Semen Andalas (Padang) in West Sumatra, which is increasing its annual capacity from three million tons to 5.4 million tons in 1998, is well positioned to supply Sumatra that at present accounts for 18 percent of the total domestic market.
Semen Tonasa in South Sulawesi with an annual capacity of 3.5 million tons is close to the eastern region where the market is expected to grow faster than that in Java as development activities are accelerated on the least developed eastern islands.
The way the US$475 million acquisition and capacity expansions will be financed -- largely through a three-for-one rights issue which will raise around $655 million -- will further add to the competitive edge of Semen Gresik. The equity financing will save the company large interest costs.
Hopefully, as Semen Gresik gradually entrenches its market position within the next two years, the government will be saved from the annual "headache" of unusually steep rises in cement prices. That, we think, is the strategic nature of Semen Gresik's acquisition of the two state cement companies.
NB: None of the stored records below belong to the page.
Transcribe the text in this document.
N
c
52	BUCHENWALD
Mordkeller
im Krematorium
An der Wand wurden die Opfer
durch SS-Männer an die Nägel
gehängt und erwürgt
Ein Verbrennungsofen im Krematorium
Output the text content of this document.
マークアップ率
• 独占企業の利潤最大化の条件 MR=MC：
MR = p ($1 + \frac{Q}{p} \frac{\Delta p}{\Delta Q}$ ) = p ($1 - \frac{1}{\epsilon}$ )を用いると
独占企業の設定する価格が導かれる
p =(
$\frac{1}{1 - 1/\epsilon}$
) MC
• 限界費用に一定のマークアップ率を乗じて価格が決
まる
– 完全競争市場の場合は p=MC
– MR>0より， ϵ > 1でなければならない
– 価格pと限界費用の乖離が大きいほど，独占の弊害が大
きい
We have, though, a footnote regarding the highly commendable transaction due to the changes in the schedule for Semen Gresik's extraordinary shareholders meeting on the acquisition, which was started but not finished last Tuesday. The sudden summons from Minister of Industry Tunky Ariwibowo, which forced Semen Gresik's President Fuad Rivai to rush away from his chairmanship of the Tuesday meeting to meet with Tunky, raised eyebrows. And Semen Gresik's explanations about the reasons for the postponement of the shareholders meeting until Thursday were not clear and did not exhibit the kind of transparency which a publicly-listed company should show.
The unusual events, we think, make it quite clear that the government has yet to learn how to manage state companies which are listed on the stock exchanges.